Buchanan began racially integrating his congressional staff. He was the first member of the Alabama congressional delegation to nominate black candidates to the military service academies. He championed the cause of oppressed black majorities in Rhodesia and South Africa.
And he strayed from conservative Republican ranks, first to support Title IX of the 1972 Education Act, which required that colleges and universities give women equal opportunities in educational and sports programs, and then to favor extending the deadline for ratification of the Equal Rights Amendment. He lobbied for gender equality in the Foreign Service.
Still, Goldwater loyally campaigned for Buchanan into the late 1970s as a “fine progressive Republican.”
Buchanan was also a vocal defender of Christians and Jews who were being persecuted in the Soviet Union and its satellites.
In 1980, the conservative tide that swept Ronald Reagan to the presidency and Adm. Jeremiah Denton Jr. to the Senate from Alabama finally swept away Republican centrists like Buchanan. He lost the nomination by 10 points to Albert Lee Smith Jr., a standard-bearer of the religious right.

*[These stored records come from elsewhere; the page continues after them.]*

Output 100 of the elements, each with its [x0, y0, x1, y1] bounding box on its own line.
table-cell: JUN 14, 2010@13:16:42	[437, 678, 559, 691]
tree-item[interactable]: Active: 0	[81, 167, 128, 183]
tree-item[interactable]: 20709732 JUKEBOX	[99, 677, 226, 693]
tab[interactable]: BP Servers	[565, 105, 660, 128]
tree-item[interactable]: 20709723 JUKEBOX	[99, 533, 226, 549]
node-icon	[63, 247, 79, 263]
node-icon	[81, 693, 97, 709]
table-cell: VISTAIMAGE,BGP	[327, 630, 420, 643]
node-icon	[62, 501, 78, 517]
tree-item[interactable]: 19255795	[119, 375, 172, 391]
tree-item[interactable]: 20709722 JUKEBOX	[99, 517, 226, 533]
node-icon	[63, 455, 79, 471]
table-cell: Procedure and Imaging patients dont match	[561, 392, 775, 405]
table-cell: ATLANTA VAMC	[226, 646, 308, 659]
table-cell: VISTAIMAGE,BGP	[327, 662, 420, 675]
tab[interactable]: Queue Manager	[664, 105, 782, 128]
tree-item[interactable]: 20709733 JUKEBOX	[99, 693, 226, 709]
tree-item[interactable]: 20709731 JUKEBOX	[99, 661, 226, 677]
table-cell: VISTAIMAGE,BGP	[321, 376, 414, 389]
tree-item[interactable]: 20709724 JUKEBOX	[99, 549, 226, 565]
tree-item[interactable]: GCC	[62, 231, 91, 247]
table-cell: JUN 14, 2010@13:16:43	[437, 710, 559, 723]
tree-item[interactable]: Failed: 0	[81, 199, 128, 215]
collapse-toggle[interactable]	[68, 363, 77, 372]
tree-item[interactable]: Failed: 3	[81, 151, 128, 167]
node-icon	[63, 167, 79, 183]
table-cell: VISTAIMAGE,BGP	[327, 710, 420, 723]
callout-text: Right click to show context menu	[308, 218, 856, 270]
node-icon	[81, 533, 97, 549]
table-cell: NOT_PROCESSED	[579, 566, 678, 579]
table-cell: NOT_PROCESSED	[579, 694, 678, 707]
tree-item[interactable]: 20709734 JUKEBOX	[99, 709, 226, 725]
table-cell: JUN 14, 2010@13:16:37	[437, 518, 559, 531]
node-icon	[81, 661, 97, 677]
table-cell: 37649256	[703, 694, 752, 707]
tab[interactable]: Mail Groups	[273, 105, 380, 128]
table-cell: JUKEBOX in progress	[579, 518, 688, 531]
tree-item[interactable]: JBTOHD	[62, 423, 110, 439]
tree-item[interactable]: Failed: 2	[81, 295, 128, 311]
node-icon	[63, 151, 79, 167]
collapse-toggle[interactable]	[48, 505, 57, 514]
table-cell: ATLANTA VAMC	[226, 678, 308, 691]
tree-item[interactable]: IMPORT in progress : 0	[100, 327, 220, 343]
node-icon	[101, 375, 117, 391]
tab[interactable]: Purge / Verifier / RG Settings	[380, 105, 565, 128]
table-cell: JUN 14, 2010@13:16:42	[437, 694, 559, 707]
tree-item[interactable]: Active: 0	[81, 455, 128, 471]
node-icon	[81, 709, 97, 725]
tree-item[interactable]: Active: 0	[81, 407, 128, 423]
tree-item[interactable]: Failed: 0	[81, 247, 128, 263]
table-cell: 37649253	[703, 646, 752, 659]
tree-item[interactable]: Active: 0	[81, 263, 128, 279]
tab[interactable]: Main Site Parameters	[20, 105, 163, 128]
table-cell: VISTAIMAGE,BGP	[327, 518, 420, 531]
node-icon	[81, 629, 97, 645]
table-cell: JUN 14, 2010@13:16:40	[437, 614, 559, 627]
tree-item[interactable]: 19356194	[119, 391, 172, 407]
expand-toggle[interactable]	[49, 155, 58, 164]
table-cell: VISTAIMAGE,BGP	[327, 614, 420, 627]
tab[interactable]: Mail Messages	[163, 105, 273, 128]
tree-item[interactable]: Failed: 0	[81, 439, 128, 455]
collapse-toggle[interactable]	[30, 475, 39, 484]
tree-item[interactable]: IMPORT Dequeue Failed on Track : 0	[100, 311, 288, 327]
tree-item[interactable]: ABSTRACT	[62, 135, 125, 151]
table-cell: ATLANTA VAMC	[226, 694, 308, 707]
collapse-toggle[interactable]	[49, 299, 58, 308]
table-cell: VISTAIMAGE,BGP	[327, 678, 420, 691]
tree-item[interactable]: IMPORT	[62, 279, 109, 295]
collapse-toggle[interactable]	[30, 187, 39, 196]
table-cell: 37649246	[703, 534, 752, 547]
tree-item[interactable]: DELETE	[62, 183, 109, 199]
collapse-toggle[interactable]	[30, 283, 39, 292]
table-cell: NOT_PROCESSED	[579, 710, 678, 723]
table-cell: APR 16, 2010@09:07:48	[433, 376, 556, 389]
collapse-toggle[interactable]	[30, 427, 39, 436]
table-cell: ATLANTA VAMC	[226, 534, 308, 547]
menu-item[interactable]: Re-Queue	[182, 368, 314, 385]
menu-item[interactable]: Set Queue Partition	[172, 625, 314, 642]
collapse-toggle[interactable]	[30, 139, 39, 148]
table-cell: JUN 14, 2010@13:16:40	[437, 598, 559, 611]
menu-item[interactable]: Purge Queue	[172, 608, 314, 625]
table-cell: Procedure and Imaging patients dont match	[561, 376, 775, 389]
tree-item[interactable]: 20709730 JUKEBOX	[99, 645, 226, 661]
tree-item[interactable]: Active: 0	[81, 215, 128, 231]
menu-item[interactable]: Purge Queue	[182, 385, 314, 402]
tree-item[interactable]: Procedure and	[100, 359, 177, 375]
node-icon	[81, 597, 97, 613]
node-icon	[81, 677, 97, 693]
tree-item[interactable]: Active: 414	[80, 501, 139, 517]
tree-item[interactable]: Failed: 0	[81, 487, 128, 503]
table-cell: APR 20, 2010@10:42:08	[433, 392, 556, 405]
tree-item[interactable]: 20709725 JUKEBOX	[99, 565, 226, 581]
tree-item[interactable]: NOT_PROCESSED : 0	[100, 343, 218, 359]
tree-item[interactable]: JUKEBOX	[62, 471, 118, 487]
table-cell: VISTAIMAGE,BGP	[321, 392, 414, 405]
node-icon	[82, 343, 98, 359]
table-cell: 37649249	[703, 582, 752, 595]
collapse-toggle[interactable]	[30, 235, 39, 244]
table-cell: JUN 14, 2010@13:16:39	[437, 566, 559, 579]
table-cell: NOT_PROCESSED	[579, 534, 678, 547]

“To contend that there is only one ‘Christian’ position on complex political issues,” Buchanan said, “is a violation of both the Christian and the democratic traditions.”
Lynn Buchanan recalled that when her father was a young man, “to be a Republican was to be progressive, but over the years he really did not relate to what we think of as Republicans now.”
After the 1980 race, George Seaborne, Buchanan’s campaign manager, told The New York Times that to evangelical congregants a preacher’s words are considered gospel.
“If the preacher says John Buchanan has an immoral record,” Seaborne said, “not many are going to get hold of a copy of the Congressional Record to see what the vote was.”
Buchanan later recalled engaging evangelical constituents in a discussion of biblical imperatives during that campaign. He reminded them that Jesus had challenged his own followers to care for the poor.
“God has laid that burden on me,” Buchanan said.
“They seemed to respond warmly at the time,” he was quoted as saying. “Then they went back home and beat my brains out.”